Augie takes a break from the bite of another Minnesota winter by visiting the California homestead of his longtime friend Bobby Sabbatini, who is celebrating the opening of his poetry-infused tavern, Ginsberg’s Galley. But Augie’s notoriety precedes him, and his arrival is met with a trip to a murder scene. Ruthie Rosenberg, a local who has fallen into a life of drugs and dependence, has been found at The Last Judgment Campground, shot twice in the head.
At the request of the Deputy Jesse Coolican, who’s loved Ruthie for years, Augie promises to investigate the case himself. No sooner than he starts to ask questions, Augie discovers the trail leading to Ruthie’s killer—or killers—is tangled with politics, religion, bold-faced lies, and suspicious double-lives. Even his closest friends are part of the fray.

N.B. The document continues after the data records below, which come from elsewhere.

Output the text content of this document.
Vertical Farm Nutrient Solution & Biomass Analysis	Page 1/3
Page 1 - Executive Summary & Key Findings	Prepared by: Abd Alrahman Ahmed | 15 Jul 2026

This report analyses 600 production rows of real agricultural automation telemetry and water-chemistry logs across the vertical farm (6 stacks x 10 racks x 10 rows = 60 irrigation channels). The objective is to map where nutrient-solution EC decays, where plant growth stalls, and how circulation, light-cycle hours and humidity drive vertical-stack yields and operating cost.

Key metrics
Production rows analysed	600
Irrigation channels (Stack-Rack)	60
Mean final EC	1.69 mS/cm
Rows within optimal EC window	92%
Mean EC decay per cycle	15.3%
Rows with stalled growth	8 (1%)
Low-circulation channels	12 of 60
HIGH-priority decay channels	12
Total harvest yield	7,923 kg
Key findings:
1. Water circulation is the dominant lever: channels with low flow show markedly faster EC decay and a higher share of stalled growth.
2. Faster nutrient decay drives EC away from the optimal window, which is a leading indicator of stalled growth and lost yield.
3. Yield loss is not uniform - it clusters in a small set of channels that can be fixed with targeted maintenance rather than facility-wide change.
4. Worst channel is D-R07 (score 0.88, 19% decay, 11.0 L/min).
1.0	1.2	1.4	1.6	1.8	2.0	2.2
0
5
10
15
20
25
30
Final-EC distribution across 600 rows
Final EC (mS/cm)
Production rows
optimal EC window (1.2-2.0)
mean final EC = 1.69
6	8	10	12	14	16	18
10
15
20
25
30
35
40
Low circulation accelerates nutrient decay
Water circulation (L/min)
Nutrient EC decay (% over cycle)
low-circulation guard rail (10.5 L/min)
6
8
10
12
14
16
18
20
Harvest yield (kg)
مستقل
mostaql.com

Is Ruthie’s murder the work of a copycat? An escalated statement by the religious right? Only an outsider can discover the painful truth—and Augie must work quickly before the insular community buries the truth deep among its ever-growing secrets.
PUBLISHERS WEEKLY
Schneider's second Augie Boyer mystery (after 2008's The Man in the Blizzard) takes the marijuana-smoking Midwestern PI out of Minneapolis and off his drug of choice only to deposit him in the pot-saturated heart of Northern California's Russian River Valley. Soon after Augie arrives at the "off-the-grid" cottage of his onetime assistant, Blossom, and her former police detective husband, Bobby Sabbatini, Ruthie Rosenberg, a party girl and drug user, is found murdered. While the killing dampens the area's optimistic New Age spirit, Augie is more interested in Blossom's friend Quince, an enticing and mercurial ex-con. Bobby, meanwhile, tries to keep the approaching opening of his "poetry karaoke bar," Ginsberg's Galley, on track. Rather than hackneyed drug humor, Schneider focuses on showing a community that, under Bobby's spell, has fallen in love with poetry. His charming and original characters should ensure returning readers for any future Augie Boyer outings.